Le ministre des affaires étrangères norvégien, Espen Barth Eide, s’est fait l’écho vendredi de la stupéfaction régnant dans son pays après la condamnation.

« Il semble très étrange qu’une personne qui dénonce un viol soit condamnée pour des actes qui dans notre région du monde ne sont même pas (*plus – ndlr) des délits », a-t-il réagi dans une interview donnée à l’agence de presse NTB. Le ministre a affirmé avoir tenté de contacter son homologue des Emirats arabes unis pour discuter de l’affaire.

La responsable juridique du ministère des affaires étrangères norvégien, Kathrine Raadim, a toutefois exclu un rappel de l’ambassadeur de Norvège en poste aux Emirats.

« Nous risquerions d’aggraver la situation de Marte Dalelv dans l’attente de l’examen de son appel. Je pense que tout est mieux si la Norvège maintient une représentation diplomatique sur place », a-t-elle déclaré à NTB.

L’opposition a demandé au gouvernement de mieux aider la jeune femme.

« Le moins que les autorités norvégiennes puissent faire est de la laisser résider à l’ambassade d’Abou Dhabi, où elle ne pourrait pas être appréhendée », a affirmé un parlementaire du Parti du progrès, Per-Willy Amundsen.
Marte Deborah Dalelv et Une voiture de police émiratie (ferrari).

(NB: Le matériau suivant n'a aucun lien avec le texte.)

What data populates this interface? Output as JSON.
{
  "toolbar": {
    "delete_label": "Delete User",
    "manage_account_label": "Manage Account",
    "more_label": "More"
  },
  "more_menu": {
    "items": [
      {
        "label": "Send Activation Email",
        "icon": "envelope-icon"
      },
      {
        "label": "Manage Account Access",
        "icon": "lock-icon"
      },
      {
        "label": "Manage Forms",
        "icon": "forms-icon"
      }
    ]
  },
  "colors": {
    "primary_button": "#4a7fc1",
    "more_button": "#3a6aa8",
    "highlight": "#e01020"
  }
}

Un cas « loin d’être unique »

Le quotidien britannique Daily Mail rapporte que le drame vécu par la jeune norvégienne est loin d’être unique.

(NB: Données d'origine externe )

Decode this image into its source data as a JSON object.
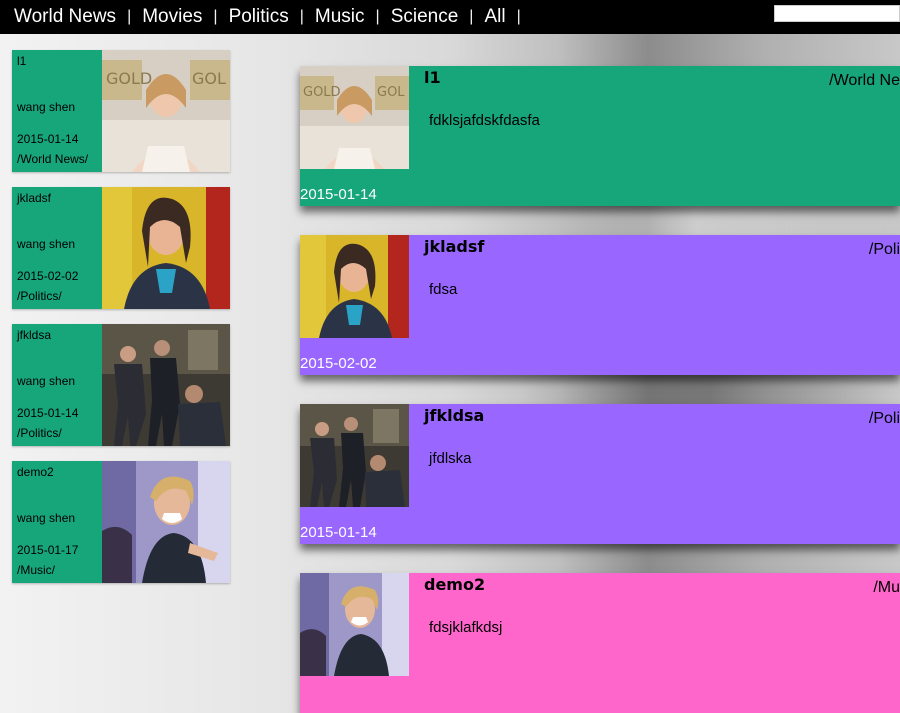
{
  "nav": {
    "items": [
      "World News",
      "Movies",
      "Politics",
      "Music",
      "Science",
      "All"
    ],
    "separator": "|"
  },
  "search": {
    "placeholder": ""
  },
  "colors": {
    "green": "#17a57a",
    "purple": "#9966ff",
    "pink": "#ff66cc",
    "topbar": "#000000"
  },
  "sidebar": {
    "items": [
      {
        "title": "l1",
        "author": "wang shen",
        "date": "2015-01-14",
        "category": "/World News/",
        "image": "golden-globes-woman-photo"
      },
      {
        "title": "jkladsf",
        "author": "wang shen",
        "date": "2015-02-02",
        "category": "/Politics/",
        "image": "woman-news-studio-photo"
      },
      {
        "title": "jfkldsa",
        "author": "wang shen",
        "date": "2015-01-14",
        "category": "/Politics/",
        "image": "action-fight-scene-photo"
      },
      {
        "title": "demo2",
        "author": "wang shen",
        "date": "2015-01-17",
        "category": "/Music/",
        "image": "smiling-young-man-photo"
      }
    ]
  },
  "feed": {
    "posts": [
      {
        "title": "l1",
        "category": "/World Ne",
        "body": "fdklsjafdskfdasfa",
        "date": "2015-01-14",
        "color": "#17a57a",
        "image": "golden-globes-woman-photo"
      },
      {
        "title": "jkladsf",
        "category": "/Poli",
        "body": "fdsa",
        "date": "2015-02-02",
        "color": "#9966ff",
        "image": "woman-news-studio-photo"
      },
      {
        "title": "jfkldsa",
        "category": "/Poli",
        "body": "jfdlska",
        "date": "2015-01-14",
        "color": "#9966ff",
        "image": "action-fight-scene-photo"
      },
      {
        "title": "demo2",
        "category": "/Mu",
        "body": "fdsjklafkdsj",
        "date": "",
        "color": "#ff66cc",
        "image": "smiling-young-man-photo"
      }
    ]
  }
}
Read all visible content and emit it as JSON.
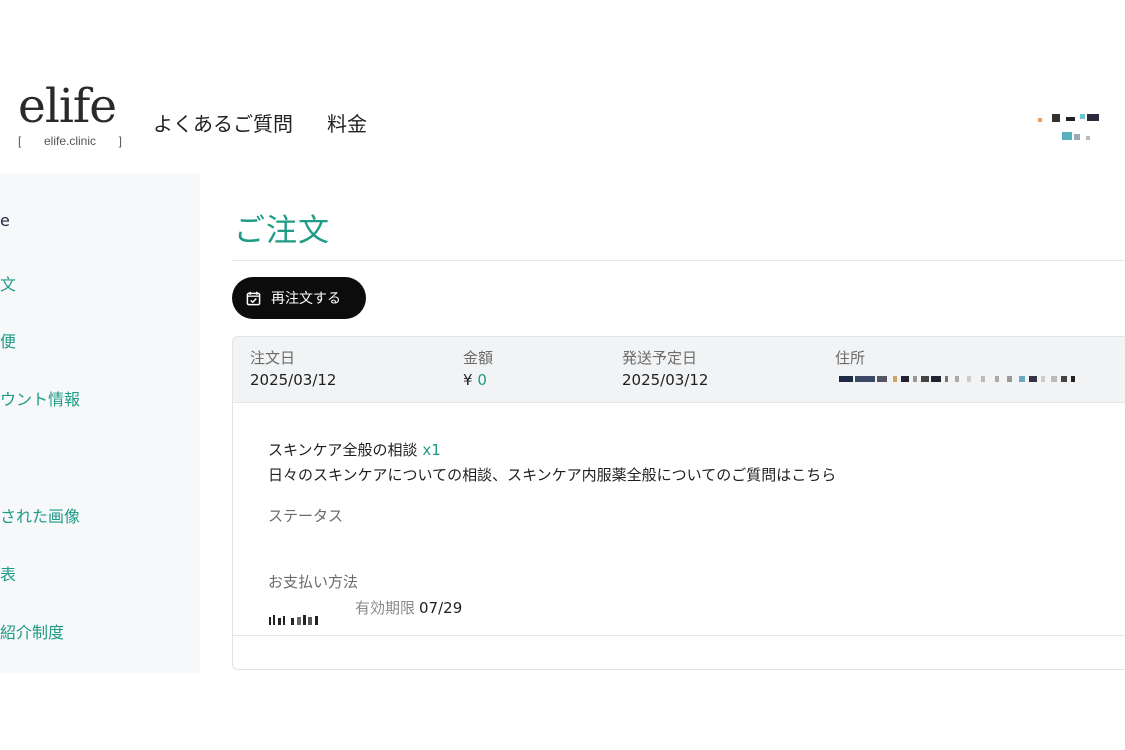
{
  "brand": {
    "logo_text": "elife",
    "domain_label": "elife.clinic"
  },
  "nav": {
    "items": [
      "よくあるご質問",
      "料金"
    ]
  },
  "sidebar": {
    "items": [
      "e",
      "文",
      "便",
      "ウント情報",
      "された画像",
      "表",
      "紹介制度"
    ]
  },
  "main": {
    "title": "ご注文",
    "reorder_button": "再注文する",
    "order": {
      "order_date_label": "注文日",
      "order_date": "2025/03/12",
      "amount_label": "金額",
      "amount_currency": "¥",
      "amount_value": "0",
      "ship_date_label": "発送予定日",
      "ship_date": "2025/03/12",
      "address_label": "住所",
      "item_name": "スキンケア全般の相談",
      "item_quantity": "x1",
      "item_description": "日々のスキンケアについての相談、スキンケア内服薬全般についてのご質問はこちら",
      "status_label": "ステータス",
      "payment_label": "お支払い方法",
      "expiry_label": "有効期限",
      "expiry_value": "07/29"
    }
  },
  "colors": {
    "accent": "#1f9b86",
    "button_bg": "#0c0c0c",
    "sidebar_bg": "#f7f8fa",
    "card_header_bg": "#f1f3f5"
  }
}
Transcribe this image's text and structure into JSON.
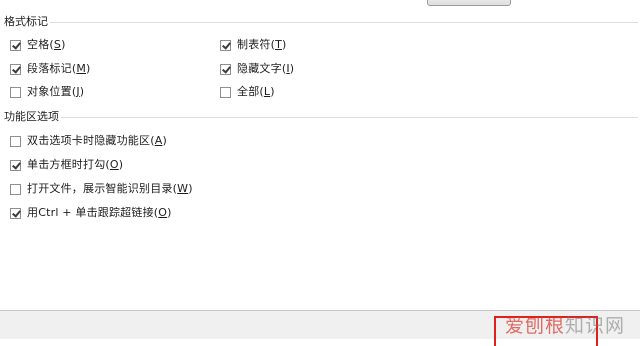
{
  "sections": {
    "format_marks": {
      "title": "格式标记",
      "options": [
        {
          "text": "空格",
          "key": "S",
          "checked": true
        },
        {
          "text": "制表符",
          "key": "T",
          "checked": true
        },
        {
          "text": "段落标记",
          "key": "M",
          "checked": true
        },
        {
          "text": "隐藏文字",
          "key": "I",
          "checked": true
        },
        {
          "text": "对象位置",
          "key": "J",
          "checked": false
        },
        {
          "text": "全部",
          "key": "L",
          "checked": false
        }
      ]
    },
    "feature_options": {
      "title": "功能区选项",
      "options": [
        {
          "text": "双击选项卡时隐藏功能区",
          "key": "A",
          "checked": false
        },
        {
          "text": "单击方框时打勾",
          "key": "O",
          "checked": true
        },
        {
          "text": "打开文件，展示智能识别目录",
          "key": "W",
          "checked": false
        },
        {
          "text": "用Ctrl + 单击跟踪超链接",
          "key": "O",
          "checked": true
        }
      ]
    }
  },
  "watermark": {
    "part1": "爱刨根",
    "part2": "知识网"
  }
}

«Plus tôt cette année, une jeune australienne de 27 ans, Alicia Gali, avait écopé de 8 mois de prison après avoir porté plainte pour viol.»

Elle travaillait dans un hôtel à Dubaï, et après avoir mis de la drogue dans son verre, trois de ses collègues l’avaient violée. Alors qu’elle se rendait à l’hôpital, ces derniers l’ont «dénoncée» à la police.

Une Marocaine violée par un policier

On se souvient, aussi, du cas de cette jeune Marocaine qui avait été violée par un policier d’origine omanaise à Dubaï. Celui-ci lui aurait déclaré « qu’elle manquait de manières, comme toutes les Marocaines, et qu’il allait m’enseigner la politesse ».

Après le viol, il s’était vanté auprès d’elle d’avoir déjà « violé 5 Marocaines ». Le policier avait finalement été condamné à un an de prison (!). La jeune femme avait eu la présence d’esprit de l’appeler et d’enregistrer la conversation: il avait évoqué le viol et l’avait menacée de représailles si elle parlait.

Le Daily Mail rappelle qu’aux Émirats arabes unis, les violeurs ne peuvent être condamnés que s’ils ont confessé leur crime ou que 4 hommes musulmans ont été témoin du viol.

Les deux principaux journaux de Dubaï n’ont pas rapporté l’affaire de Marte Deborah Dalelv.